Learning Git was a bit of an undertaking, but fun and rewarding. Unfortunately, early on I (for some unknown reason) pulled in a commit on another branch into the master I forked for everything. This caused some headaches on the merger of my GSoC work into the SymPy trunk. As such, I'd suggest this as a more reasonable workflow:

  • Fork the sympy/sympy project on GitHub (found here).
  • Add sympy/sympy as a remote so you can continuously pull in new changes to the trunk.
  • When it comes time to send a pull request, create a branch from sympy/sympy:master, and cherry-pick all of the commits you want to submit.

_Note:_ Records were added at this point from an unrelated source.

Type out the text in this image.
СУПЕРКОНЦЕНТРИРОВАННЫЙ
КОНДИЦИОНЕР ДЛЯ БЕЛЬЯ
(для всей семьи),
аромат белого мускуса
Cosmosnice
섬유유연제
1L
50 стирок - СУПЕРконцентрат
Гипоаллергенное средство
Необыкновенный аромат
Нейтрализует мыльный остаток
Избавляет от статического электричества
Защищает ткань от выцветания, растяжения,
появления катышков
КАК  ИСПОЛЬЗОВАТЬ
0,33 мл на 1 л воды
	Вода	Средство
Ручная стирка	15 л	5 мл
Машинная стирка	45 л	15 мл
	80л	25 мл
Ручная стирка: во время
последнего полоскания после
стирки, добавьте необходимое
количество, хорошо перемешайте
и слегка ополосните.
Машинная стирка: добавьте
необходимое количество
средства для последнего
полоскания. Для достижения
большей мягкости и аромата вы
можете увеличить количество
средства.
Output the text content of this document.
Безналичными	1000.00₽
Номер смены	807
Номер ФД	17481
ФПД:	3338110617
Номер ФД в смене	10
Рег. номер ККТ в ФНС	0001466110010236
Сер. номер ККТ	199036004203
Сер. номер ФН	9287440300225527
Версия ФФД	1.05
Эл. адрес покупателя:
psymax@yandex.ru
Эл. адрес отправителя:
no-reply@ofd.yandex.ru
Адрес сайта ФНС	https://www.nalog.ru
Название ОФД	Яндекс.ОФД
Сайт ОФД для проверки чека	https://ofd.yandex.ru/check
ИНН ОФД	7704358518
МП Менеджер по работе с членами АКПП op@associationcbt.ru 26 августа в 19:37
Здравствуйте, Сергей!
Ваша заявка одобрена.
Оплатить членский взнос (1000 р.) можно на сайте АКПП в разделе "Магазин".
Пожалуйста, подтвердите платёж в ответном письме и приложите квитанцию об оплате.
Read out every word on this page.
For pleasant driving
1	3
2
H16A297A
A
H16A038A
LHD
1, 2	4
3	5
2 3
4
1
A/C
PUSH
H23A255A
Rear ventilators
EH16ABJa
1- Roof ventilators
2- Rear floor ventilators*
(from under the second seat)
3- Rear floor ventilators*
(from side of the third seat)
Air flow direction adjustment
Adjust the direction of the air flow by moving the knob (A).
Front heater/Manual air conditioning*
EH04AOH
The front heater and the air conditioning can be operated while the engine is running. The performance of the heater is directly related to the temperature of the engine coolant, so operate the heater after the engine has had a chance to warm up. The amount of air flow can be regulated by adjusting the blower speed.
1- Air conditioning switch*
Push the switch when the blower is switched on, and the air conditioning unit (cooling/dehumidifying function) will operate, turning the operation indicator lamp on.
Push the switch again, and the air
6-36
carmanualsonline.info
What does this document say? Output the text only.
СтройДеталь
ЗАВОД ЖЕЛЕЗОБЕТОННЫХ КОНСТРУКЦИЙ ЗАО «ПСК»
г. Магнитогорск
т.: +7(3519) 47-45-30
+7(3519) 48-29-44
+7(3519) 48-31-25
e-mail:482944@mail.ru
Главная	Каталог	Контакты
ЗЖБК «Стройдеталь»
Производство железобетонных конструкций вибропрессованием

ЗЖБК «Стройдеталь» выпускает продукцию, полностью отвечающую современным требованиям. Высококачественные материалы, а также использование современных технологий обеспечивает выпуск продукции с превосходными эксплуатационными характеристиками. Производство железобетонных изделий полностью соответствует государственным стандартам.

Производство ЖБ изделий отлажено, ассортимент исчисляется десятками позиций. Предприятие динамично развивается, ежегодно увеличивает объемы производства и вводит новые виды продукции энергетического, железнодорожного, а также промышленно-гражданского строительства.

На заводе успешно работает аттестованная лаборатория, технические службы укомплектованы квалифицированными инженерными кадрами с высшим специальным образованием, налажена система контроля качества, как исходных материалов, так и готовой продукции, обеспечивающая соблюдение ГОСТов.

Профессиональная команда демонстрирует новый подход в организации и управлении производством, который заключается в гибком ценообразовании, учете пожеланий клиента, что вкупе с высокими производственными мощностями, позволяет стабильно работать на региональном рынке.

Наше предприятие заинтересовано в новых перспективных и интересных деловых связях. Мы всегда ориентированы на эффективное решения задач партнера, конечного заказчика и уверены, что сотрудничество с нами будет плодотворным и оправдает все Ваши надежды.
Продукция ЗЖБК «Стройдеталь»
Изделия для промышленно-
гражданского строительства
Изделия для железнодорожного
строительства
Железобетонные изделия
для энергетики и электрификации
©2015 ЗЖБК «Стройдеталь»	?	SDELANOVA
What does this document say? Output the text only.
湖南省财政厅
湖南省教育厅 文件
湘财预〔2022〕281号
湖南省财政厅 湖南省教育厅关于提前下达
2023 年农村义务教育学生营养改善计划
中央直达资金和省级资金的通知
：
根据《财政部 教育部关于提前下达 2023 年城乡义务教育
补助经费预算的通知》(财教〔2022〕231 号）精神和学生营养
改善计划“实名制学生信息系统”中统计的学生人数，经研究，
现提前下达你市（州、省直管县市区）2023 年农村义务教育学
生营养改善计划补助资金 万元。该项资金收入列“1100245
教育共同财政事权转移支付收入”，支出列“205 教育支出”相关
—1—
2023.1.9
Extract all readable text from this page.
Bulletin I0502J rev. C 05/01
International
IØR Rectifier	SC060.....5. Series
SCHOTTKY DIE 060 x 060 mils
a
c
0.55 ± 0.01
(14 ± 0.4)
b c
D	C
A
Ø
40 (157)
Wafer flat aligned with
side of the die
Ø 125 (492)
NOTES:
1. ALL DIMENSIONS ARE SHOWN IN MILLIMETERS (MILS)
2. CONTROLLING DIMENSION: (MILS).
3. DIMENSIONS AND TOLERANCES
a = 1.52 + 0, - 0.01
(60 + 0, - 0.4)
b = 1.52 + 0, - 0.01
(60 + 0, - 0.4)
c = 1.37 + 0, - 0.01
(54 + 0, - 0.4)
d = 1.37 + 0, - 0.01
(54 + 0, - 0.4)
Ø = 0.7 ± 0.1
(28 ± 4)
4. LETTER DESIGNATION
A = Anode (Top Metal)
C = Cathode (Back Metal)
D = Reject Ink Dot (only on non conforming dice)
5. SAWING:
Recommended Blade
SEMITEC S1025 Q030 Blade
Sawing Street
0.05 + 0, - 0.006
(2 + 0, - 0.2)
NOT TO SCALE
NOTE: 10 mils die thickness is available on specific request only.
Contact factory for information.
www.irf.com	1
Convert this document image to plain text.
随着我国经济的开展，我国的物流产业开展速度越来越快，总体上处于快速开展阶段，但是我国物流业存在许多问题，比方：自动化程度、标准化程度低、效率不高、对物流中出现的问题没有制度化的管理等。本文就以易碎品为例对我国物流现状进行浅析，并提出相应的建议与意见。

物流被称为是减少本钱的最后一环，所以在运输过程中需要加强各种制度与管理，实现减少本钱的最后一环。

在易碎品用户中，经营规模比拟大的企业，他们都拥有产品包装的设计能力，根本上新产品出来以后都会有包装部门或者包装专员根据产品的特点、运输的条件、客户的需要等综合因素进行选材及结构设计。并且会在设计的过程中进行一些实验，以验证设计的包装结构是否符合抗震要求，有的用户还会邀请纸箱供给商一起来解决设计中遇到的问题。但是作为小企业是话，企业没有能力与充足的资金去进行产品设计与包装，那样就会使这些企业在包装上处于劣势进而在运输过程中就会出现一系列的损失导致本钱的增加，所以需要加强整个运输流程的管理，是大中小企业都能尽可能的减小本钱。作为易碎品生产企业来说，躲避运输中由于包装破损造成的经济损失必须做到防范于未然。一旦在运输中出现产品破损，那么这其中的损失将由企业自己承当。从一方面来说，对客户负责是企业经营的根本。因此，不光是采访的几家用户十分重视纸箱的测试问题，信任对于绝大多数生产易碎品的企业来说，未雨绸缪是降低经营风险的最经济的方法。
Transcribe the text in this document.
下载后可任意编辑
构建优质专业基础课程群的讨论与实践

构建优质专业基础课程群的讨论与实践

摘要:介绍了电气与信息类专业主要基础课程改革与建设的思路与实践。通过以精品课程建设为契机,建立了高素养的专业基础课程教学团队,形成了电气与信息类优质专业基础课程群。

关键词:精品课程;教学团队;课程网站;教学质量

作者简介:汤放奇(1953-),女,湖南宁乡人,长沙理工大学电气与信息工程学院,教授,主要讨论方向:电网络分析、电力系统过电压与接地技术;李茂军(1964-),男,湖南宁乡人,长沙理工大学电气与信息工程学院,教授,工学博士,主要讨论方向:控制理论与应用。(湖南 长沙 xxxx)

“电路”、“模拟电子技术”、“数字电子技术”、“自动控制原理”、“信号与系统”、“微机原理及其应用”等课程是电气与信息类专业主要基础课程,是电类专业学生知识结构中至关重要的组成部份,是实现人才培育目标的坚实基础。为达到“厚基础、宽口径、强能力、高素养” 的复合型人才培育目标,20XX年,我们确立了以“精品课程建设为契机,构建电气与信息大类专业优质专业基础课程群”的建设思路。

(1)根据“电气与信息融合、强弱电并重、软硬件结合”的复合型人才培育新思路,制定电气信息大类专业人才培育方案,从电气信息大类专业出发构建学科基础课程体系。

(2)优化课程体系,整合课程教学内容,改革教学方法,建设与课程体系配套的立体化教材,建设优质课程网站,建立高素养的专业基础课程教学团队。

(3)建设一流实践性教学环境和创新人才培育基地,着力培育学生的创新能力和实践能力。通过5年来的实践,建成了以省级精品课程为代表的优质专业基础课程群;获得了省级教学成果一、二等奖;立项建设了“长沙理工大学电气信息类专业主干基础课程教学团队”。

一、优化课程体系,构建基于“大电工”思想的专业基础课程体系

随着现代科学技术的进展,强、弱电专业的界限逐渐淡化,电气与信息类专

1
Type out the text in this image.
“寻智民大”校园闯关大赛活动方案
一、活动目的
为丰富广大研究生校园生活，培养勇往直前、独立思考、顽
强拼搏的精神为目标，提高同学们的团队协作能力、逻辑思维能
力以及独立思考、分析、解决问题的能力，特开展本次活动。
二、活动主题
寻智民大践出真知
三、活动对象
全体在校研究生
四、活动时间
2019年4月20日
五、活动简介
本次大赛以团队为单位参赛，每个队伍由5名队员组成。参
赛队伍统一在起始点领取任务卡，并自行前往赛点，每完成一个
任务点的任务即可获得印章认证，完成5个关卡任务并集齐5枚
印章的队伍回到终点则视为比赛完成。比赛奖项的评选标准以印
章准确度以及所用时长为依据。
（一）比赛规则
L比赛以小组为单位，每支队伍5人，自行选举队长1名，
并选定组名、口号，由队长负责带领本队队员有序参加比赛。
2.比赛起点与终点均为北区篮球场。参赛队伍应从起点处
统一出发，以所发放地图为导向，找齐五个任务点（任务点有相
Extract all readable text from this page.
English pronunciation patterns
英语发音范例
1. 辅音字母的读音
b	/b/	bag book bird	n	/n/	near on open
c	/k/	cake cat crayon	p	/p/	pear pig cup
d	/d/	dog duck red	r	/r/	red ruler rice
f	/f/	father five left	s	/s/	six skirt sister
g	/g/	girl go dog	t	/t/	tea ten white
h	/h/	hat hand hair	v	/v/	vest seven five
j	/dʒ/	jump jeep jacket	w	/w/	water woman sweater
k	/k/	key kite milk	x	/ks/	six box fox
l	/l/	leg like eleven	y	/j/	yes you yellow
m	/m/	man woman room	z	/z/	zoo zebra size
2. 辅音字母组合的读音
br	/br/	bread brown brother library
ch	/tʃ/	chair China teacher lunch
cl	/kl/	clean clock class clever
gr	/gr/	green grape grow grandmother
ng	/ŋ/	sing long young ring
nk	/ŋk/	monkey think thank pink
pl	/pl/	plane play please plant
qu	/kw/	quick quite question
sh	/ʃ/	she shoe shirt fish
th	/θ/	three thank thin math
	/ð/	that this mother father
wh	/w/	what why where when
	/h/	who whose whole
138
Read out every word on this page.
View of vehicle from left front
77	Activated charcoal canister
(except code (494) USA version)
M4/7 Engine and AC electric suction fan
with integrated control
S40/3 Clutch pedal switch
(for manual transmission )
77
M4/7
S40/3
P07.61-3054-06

This would keep things very clean and avoid any nasty merge stuff in the pull request. It may be a bit more tedious, but it definitely would have saved me on my GSoC work.

Conclusions and Future Work

My experience with SymPy was a great one for a number of reasons. The community is great, the project directly coincides with my interests, and my contributions have already made it into the project's core.

Moving forward, I hope to implement a number of suggestions that came out of reviews on my summer's work. First and foremost I hope to address the removal of the old assumption system so my work will actually be used by default when assumptions are invoked in the SymPy system. With any luck, I'll have my SymPy skills up to snuff by next summer to apply as a mentor for the next round of students coming by.